Nora Ephron was terminally ill herself when she wrote this play. In its most poignant scene, when Tom Hanks, as Mike McAlary, talks about why he wasn't ready to die yet, the audience at the preview I attended was visibly moved, intrinsically sensing the author's own private regrets about saying goodbye too soon. Mr. Hanks, who agreed to a limited run of her play as a personal celebration of their friendship, ends the play with McAlary's final story -- his own eulogy. Lucky Guy tells a great story about journalism with a perfect star who does everything right. He bellows. He rants. He yells obscenities. He moves like a motorcycle.
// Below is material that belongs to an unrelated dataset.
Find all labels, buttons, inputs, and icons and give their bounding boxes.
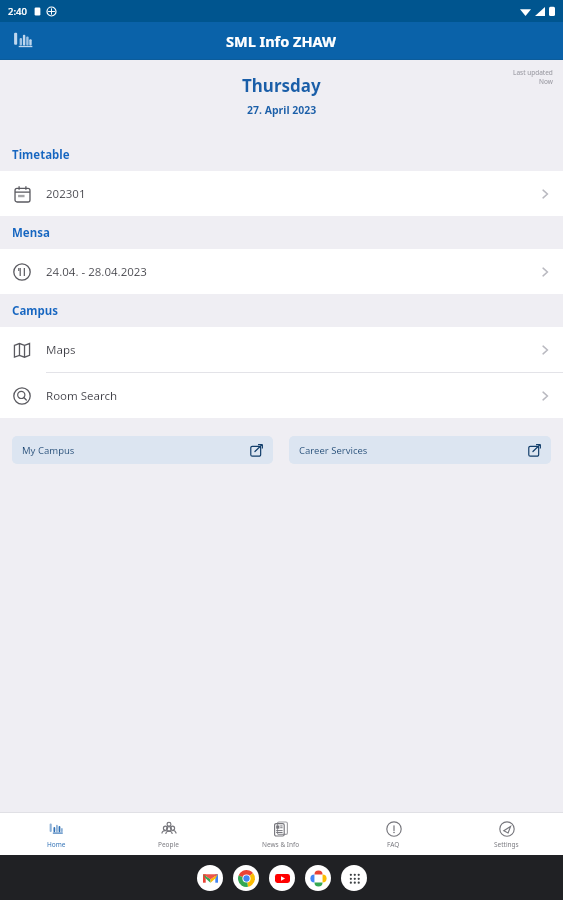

And he triggers every emotional pulse. (It's also a kick to see him share the stage with his old Bosom Buddies co-star Peter Scolari, as fellow columnist Michael Daly.) But Lucky Guy is also a personal statement about what used to be the glory and the nature of journalism. Bigger-than-life writers were up and then they were down; all it took to re-invent your byline was one more good story. It's also a lament for the slow death of the print media in a bygone era before digital technology turned a once noble profession cold as a zombie's heart.

Excelsior! Lucky Guy has certainly warmed mine.